Savills: I know that your hands and your fingers are the hallmark of the artist Zotova. You paint pictures using the so-called "finger painting" method. Can you really do without brushes?

Liudmila Zotova: Sometimes I use brushes, but mostly I paint with my fingers. By directly touching the canvas, I feel like a part of it. Stroke by stroke you see a world full of color being born at your fingertips.

Savills: Liudmila Ivanovna, be hones, do you have a sense of adventure?

Liudmila Zotova: Apparently, yes. But it is a healthy one. I recall a story that happened at my personal exhibition in Brussels. On the 200th anniversary of Pushkin’s birth there was an offer to participate in the anniversary events that took place in the Belgian capital. At that time, I did not have a single picture associated with Pushkin. I sat thinking - "Being a philologist, I must honor my beloved poet on his birthday!" I got the offer on May 5, and the exhibition opened on June 6, 1999, on the poet’s birthday. In less than a month, 25 canvases were born on the subject. The opening day at the Russian House in Brussels went off with a bang. The paintings sold well. The portrait of Pushkin was especially popular.

Savills: So did “our everything” (reference to Pushkin) stayed in Belgium?

Liudmila Zotova: How could you say that?! I viewed selling Pushkin as the same as selling out my Motherland. Alexander Sergeevich returned home. This is how I, like Marina Tsvetaeva, got My Pushkin. And he is not the same on the painting. Look at it - the color of the eyes is different, his face expresses illumination and sadness, joy and sorrow. There are several different people in him and at the same time he is one. He is a genius!


Savills: Liudmila, I noticed one more feature of your opening days. Exhibitions are held at completely different and sometimes unusual venues. The Accounts Chamber of the Russian Federation, the Gubkin Academy of Oil and Gas, the Russian Arbitration Court, the House of Journalists, the Expocenter ...

Liudmila Zotova: You know, I try not to turn my nose up and say no to good people. They ask me whether I want an exhibit in Tver - I do. Will you go to Kaluga? - I will. How about a ride to Delhi - with pleasure. There is also a simple pattern here: one exhibition gives birth to another. By the way, the geography of my creative trips includes more than Moscow, St. Petersburg, but also smaller Russian cities.

Savills: As a representative of a real estate company, I can't help but ask what is elite housing from an artist's point of view?


Liudmila Zotova: In my understanding, luxury real estate is not just high ceilings and huge living rooms, not just designer kitchens and a jacuzzi in the bathroom. Elite housing should be a home for the soul. A house that is filled with the memory of parents, family traditions, children's laughter, things belonging to people close to you. Renowned mythological scholar Joseph Campbell once said: “To live in a spiritual space is to live in a place where you can simply become aware of and grow who you really are and become who you could become."
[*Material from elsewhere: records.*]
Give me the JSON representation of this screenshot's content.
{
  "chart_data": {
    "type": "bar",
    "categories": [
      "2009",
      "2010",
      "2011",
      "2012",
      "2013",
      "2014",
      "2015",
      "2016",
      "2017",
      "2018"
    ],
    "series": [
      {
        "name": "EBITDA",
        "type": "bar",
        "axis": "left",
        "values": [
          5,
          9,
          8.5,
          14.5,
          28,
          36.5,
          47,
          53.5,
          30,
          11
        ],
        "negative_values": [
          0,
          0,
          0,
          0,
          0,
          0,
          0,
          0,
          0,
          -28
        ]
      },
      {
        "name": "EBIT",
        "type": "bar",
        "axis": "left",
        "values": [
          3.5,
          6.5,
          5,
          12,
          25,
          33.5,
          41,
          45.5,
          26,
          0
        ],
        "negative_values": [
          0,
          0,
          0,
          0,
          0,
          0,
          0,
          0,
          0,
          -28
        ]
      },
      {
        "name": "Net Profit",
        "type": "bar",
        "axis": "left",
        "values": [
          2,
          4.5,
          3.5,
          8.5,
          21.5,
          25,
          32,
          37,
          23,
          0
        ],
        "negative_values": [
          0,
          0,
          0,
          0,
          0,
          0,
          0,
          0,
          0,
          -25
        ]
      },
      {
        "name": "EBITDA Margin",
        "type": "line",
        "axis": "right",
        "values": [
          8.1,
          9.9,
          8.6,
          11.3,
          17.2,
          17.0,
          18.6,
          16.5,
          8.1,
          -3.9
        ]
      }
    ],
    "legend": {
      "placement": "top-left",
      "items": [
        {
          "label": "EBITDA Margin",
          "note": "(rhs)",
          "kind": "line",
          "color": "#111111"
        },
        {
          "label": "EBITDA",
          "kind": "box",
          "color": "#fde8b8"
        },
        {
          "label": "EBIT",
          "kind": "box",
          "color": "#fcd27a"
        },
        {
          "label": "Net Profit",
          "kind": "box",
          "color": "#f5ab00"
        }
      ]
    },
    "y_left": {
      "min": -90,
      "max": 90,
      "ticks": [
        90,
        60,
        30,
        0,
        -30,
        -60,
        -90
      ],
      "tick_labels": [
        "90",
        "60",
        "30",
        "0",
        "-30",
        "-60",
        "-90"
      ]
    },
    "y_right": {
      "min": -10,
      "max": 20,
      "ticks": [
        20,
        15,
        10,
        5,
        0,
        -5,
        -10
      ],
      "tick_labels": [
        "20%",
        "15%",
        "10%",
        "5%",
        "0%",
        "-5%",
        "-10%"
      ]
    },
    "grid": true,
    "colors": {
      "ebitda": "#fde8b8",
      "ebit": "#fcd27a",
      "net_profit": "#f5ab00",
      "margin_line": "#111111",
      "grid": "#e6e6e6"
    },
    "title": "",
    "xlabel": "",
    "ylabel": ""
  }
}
Elite housing should be a home for the soul. A house that is filled with the memory of parents, family traditions, children's laughter, things belonging to people close to you.

Savills: And finally, are there any successors of your work in the family?

Liudmila Zotova: I have two daughters, and each of them went their own way. But I have a granddaughter Mashenka. She has a very powerful creative potential. When I’m painting a picture I often invite her to participate in the process and she starts depicting something of her own in the corner of the canvas. This child has a sense of creative freedom. I hope that these attempts of mine will result in something. The main thing is that my granddaughter already sees and understands that painting is not pointless fun, but a way of life.